Case Control Study
Copyright ©The Author(s) 2018. Published by Baishideng Publishing Group Inc. All rights reserved.
World J Gastrointest Endosc. Oct 16, 2018; 10(10): 294-300
Published online Oct 16, 2018. doi: 10.4253/wjge.v10.i10.294
Economical effect of lumen apposing metal stents for treating benign foregut strictures
Alexander Hallac, Wichit Srikureja, Eashen Liu, Parag Dhumal, Ashish Thatte, Nishant Puri
Alexander Hallac, Wichit Srikureja, Eashen Liu, Nishant Puri, Providence Gastroenterology, Spokane, WA 99204, United States
Parag Dhumal, College of Business, Economics and Computing, University of Wisconsin-Parkside, Kenosha, WI 53144, United States
Ashish Thatte, School of Business Administration, Gonzaga University, Spokane, WA 99258, United States
Author contributions: Hallac A and Srikureja W designed research; Liu E, Dhumal P, Thatte A and Puri N performed research and contributed new reagents/analytic tools; all authors analyzed data and wrote the paper.
Institutional review board statement: Providence Health Care (Spokane) approves this study, and is part of the corresponding author home institution.
Conflict-of-interest statement: All authors have no conflicts of interest to report.
STROBE statement: The STROBE Statement has been adopted.
Open-Access: This article is an open-access article which was selected by an in-house editor and fully peer-reviewed by external reviewers. It is distributed in accordance with the Creative Commons Attribution Non Commercial (CC BY-NC 4.0) license, which permits others to distribute, remix, adapt, build upon this work non-commercially, and license their derivative works on different terms, provided the original work is properly cited and the use is non-commercial. See: http://creativecommons.org/licenses/by-nc/4.0/
Correspondence to: Nishant Puri, MD, FACP, FACG, Providence Gastroenterology, 105 W. 8th Avenue, Suite 7050, Spokane, WA 99204, United States. npurigi@gmail.com
Telephone: +1-509-2521711 Fax: +1-509-2277070
Received: June 29, 2018
Peer-review started: June 30, 2018
First decision: July 19, 2018
Revised: July 27, 2018
Accepted: August 21, 2018
Article in press: August 21, 2018
Published online: October 16, 2018
Abstract
AIM

To evaluate the clinical and economical efficacy of lumen apposing metal stent (LAMS) in the treatment of benign foregut strictures.

METHODS

A single center retrospective database of patients who underwent endoscopic treatment of benign foregut strictures between January 2014 and May 2017 was analyzed. A control group of non-stented patients who underwent three endoscopic dilations was compared to patients who underwent LAMS placement. Statistical tests performed included independent t-tests and five-parameter regression analysis

RESULTS

Nine hundred and ninety-eight foregut endoscopic dilations were performed between January 2014 and May 2017. 15 patients underwent endoscopic LAMS placement for treatment of benign foregut stricture. Thirty-six patients with recurrent benign foregut strictures underwent three or more endoscopic dilations without stent placement. The cost ratio of endoscopic dilation to LAMS (stent, placement and retrieval) is 5.77. Cost effective analysis demonstrated LAMS to be economical after three endoscopic dilation overall. LAMS was cost effective after two dilations in the Post-surgical stricture subgroup.

CONCLUSION

Endoscopists should consider LAMS for the treatment of benign foregut strictures if symptoms persist past three endoscopic dilations. Post-surgical strictures may benefit from LAMS if symptoms persist after two dilations in a post-surgical. Early intervention with LAMS appears to be a clinically and economically viable option for durable symptomatic relief in patients with these strictures.

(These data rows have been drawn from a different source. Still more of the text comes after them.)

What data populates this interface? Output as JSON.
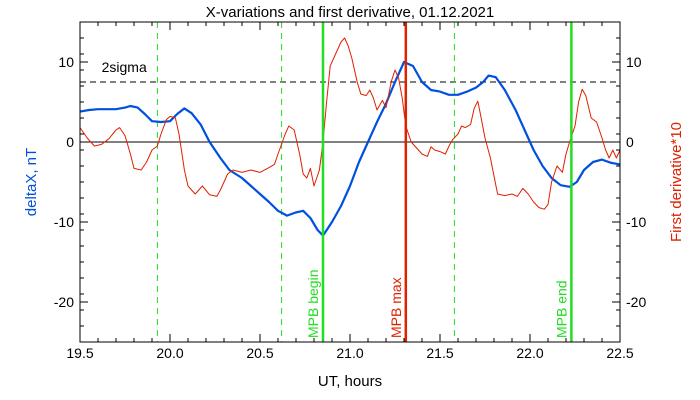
{
  "chart_data": {
    "type": "line",
    "title": "X-variations and first derivative, 01.12.2021",
    "xlabel": "UT, hours",
    "ylabel_left": "deltaX, nT",
    "ylabel_right": "First derivative*10",
    "xlim": [
      19.5,
      22.5
    ],
    "ylim": [
      -25,
      15
    ],
    "x_ticks": [
      "19.5",
      "20.0",
      "20.5",
      "21.0",
      "21.5",
      "22.0",
      "22.5"
    ],
    "y_ticks": [
      "10",
      "0",
      "-10",
      "-20"
    ],
    "grid": false,
    "colors": {
      "deltaX": "#0050e0",
      "derivative": "#e02000",
      "mpb_marker": "#22dd22",
      "mpb_max": "#dd2200",
      "sigma_line": "#000000"
    },
    "series": [
      {
        "id": "deltaX",
        "color": "#0050e0",
        "points": [
          [
            19.5,
            3.8
          ],
          [
            19.55,
            4.0
          ],
          [
            19.6,
            4.1
          ],
          [
            19.7,
            4.1
          ],
          [
            19.75,
            4.3
          ],
          [
            19.78,
            4.5
          ],
          [
            19.82,
            4.3
          ],
          [
            19.86,
            3.5
          ],
          [
            19.9,
            2.6
          ],
          [
            19.95,
            2.5
          ],
          [
            20.0,
            2.6
          ],
          [
            20.04,
            3.5
          ],
          [
            20.08,
            4.2
          ],
          [
            20.12,
            3.6
          ],
          [
            20.17,
            2.2
          ],
          [
            20.22,
            0.0
          ],
          [
            20.28,
            -2.0
          ],
          [
            20.33,
            -3.5
          ],
          [
            20.4,
            -4.5
          ],
          [
            20.45,
            -5.5
          ],
          [
            20.5,
            -6.5
          ],
          [
            20.55,
            -7.5
          ],
          [
            20.6,
            -8.6
          ],
          [
            20.65,
            -9.2
          ],
          [
            20.7,
            -8.8
          ],
          [
            20.74,
            -8.6
          ],
          [
            20.78,
            -9.5
          ],
          [
            20.82,
            -11.0
          ],
          [
            20.85,
            -11.7
          ],
          [
            20.9,
            -10.0
          ],
          [
            20.95,
            -8.0
          ],
          [
            21.0,
            -5.5
          ],
          [
            21.05,
            -2.5
          ],
          [
            21.1,
            0.0
          ],
          [
            21.15,
            2.5
          ],
          [
            21.2,
            4.8
          ],
          [
            21.25,
            7.5
          ],
          [
            21.3,
            10.0
          ],
          [
            21.35,
            9.5
          ],
          [
            21.4,
            7.5
          ],
          [
            21.45,
            6.5
          ],
          [
            21.5,
            6.3
          ],
          [
            21.55,
            5.9
          ],
          [
            21.6,
            5.9
          ],
          [
            21.65,
            6.3
          ],
          [
            21.7,
            6.8
          ],
          [
            21.74,
            7.5
          ],
          [
            21.77,
            8.3
          ],
          [
            21.81,
            8.1
          ],
          [
            21.86,
            6.5
          ],
          [
            21.92,
            4.0
          ],
          [
            21.97,
            1.5
          ],
          [
            22.02,
            -1.0
          ],
          [
            22.07,
            -3.0
          ],
          [
            22.12,
            -4.5
          ],
          [
            22.17,
            -5.4
          ],
          [
            22.22,
            -5.6
          ],
          [
            22.26,
            -5.0
          ],
          [
            22.3,
            -3.5
          ],
          [
            22.35,
            -2.5
          ],
          [
            22.4,
            -2.2
          ],
          [
            22.45,
            -2.6
          ],
          [
            22.5,
            -2.8
          ]
        ]
      },
      {
        "id": "derivative",
        "color": "#e02000",
        "points": [
          [
            19.5,
            1.8
          ],
          [
            19.54,
            0.5
          ],
          [
            19.58,
            -0.5
          ],
          [
            19.62,
            -0.3
          ],
          [
            19.66,
            0.4
          ],
          [
            19.7,
            1.5
          ],
          [
            19.72,
            1.8
          ],
          [
            19.75,
            0.8
          ],
          [
            19.78,
            -1.5
          ],
          [
            19.8,
            -3.3
          ],
          [
            19.84,
            -3.5
          ],
          [
            19.87,
            -2.5
          ],
          [
            19.9,
            -1.0
          ],
          [
            19.93,
            -0.5
          ],
          [
            19.95,
            1.0
          ],
          [
            19.98,
            2.8
          ],
          [
            20.0,
            3.2
          ],
          [
            20.03,
            3.0
          ],
          [
            20.05,
            1.0
          ],
          [
            20.08,
            -3.5
          ],
          [
            20.1,
            -5.5
          ],
          [
            20.14,
            -6.5
          ],
          [
            20.18,
            -5.5
          ],
          [
            20.22,
            -6.6
          ],
          [
            20.26,
            -6.8
          ],
          [
            20.28,
            -6.0
          ],
          [
            20.32,
            -4.0
          ],
          [
            20.35,
            -3.5
          ],
          [
            20.4,
            -3.8
          ],
          [
            20.45,
            -3.5
          ],
          [
            20.5,
            -3.8
          ],
          [
            20.55,
            -3.2
          ],
          [
            20.58,
            -2.8
          ],
          [
            20.6,
            -1.5
          ],
          [
            20.64,
            1.0
          ],
          [
            20.66,
            2.0
          ],
          [
            20.69,
            1.5
          ],
          [
            20.72,
            -1.5
          ],
          [
            20.74,
            -4.0
          ],
          [
            20.76,
            -4.5
          ],
          [
            20.78,
            -3.3
          ],
          [
            20.8,
            -5.5
          ],
          [
            20.83,
            -3.5
          ],
          [
            20.85,
            0.0
          ],
          [
            20.87,
            5.0
          ],
          [
            20.89,
            9.5
          ],
          [
            20.92,
            11.0
          ],
          [
            20.95,
            12.5
          ],
          [
            20.97,
            13.0
          ],
          [
            20.99,
            12.0
          ],
          [
            21.01,
            10.5
          ],
          [
            21.04,
            7.5
          ],
          [
            21.06,
            6.0
          ],
          [
            21.09,
            5.8
          ],
          [
            21.11,
            6.5
          ],
          [
            21.13,
            5.5
          ],
          [
            21.15,
            4.0
          ],
          [
            21.18,
            5.2
          ],
          [
            21.2,
            4.3
          ],
          [
            21.23,
            7.6
          ],
          [
            21.25,
            9.0
          ],
          [
            21.27,
            8.0
          ],
          [
            21.29,
            5.5
          ],
          [
            21.31,
            2.0
          ],
          [
            21.34,
            0.0
          ],
          [
            21.36,
            -0.5
          ],
          [
            21.4,
            -1.5
          ],
          [
            21.43,
            -1.8
          ],
          [
            21.45,
            -0.6
          ],
          [
            21.47,
            -1.0
          ],
          [
            21.5,
            -1.2
          ],
          [
            21.53,
            -1.5
          ],
          [
            21.55,
            -0.5
          ],
          [
            21.57,
            0.3
          ],
          [
            21.6,
            1.0
          ],
          [
            21.62,
            2.0
          ],
          [
            21.64,
            1.8
          ],
          [
            21.67,
            2.2
          ],
          [
            21.69,
            4.2
          ],
          [
            21.71,
            5.1
          ],
          [
            21.72,
            4.0
          ],
          [
            21.75,
            0.5
          ],
          [
            21.78,
            -2.0
          ],
          [
            21.82,
            -6.5
          ],
          [
            21.86,
            -6.7
          ],
          [
            21.9,
            -6.5
          ],
          [
            21.93,
            -6.8
          ],
          [
            21.96,
            -5.8
          ],
          [
            21.99,
            -6.5
          ],
          [
            22.02,
            -7.5
          ],
          [
            22.05,
            -8.2
          ],
          [
            22.08,
            -8.4
          ],
          [
            22.1,
            -7.8
          ],
          [
            22.12,
            -5.0
          ],
          [
            22.15,
            -3.0
          ],
          [
            22.18,
            -3.8
          ],
          [
            22.2,
            -1.5
          ],
          [
            22.22,
            0.0
          ],
          [
            22.25,
            2.0
          ],
          [
            22.27,
            5.0
          ],
          [
            22.29,
            6.6
          ],
          [
            22.31,
            5.8
          ],
          [
            22.34,
            3.0
          ],
          [
            22.37,
            2.5
          ],
          [
            22.4,
            0.5
          ],
          [
            22.42,
            -1.0
          ],
          [
            22.44,
            -2.0
          ],
          [
            22.46,
            -1.0
          ],
          [
            22.48,
            -2.0
          ],
          [
            22.5,
            -1.0
          ]
        ]
      }
    ],
    "sigma": {
      "label": "2sigma",
      "value": 7.5
    },
    "zero_line": 0,
    "dashed_green_lines": [
      19.93,
      20.62,
      21.58
    ],
    "markers": [
      {
        "label": "MPB begin",
        "x": 20.85,
        "color": "#22dd22"
      },
      {
        "label": "MPB max",
        "x": 21.31,
        "color": "#dd2200"
      },
      {
        "label": "MPB end",
        "x": 22.23,
        "color": "#22dd22"
      }
    ]
  }
}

Keywords: Benign esophageal stricture, Endoscopy economics, Stent economics, Self expandable metallic stents, Esophageal diseases

Core tip: The findings of our study will be helpful with clinical decision making when treating benign strictures of the esophagus and foregut. The main finding of our study is that lumen apposing metal stents have the potential to have an economical advantage over repeated dilations in the treatment of recurrent benign foregut strictures. Reports of placing lumen apposing stents as an alternative to serial endoscopic dilation have been reported, however no economic analysis has been published.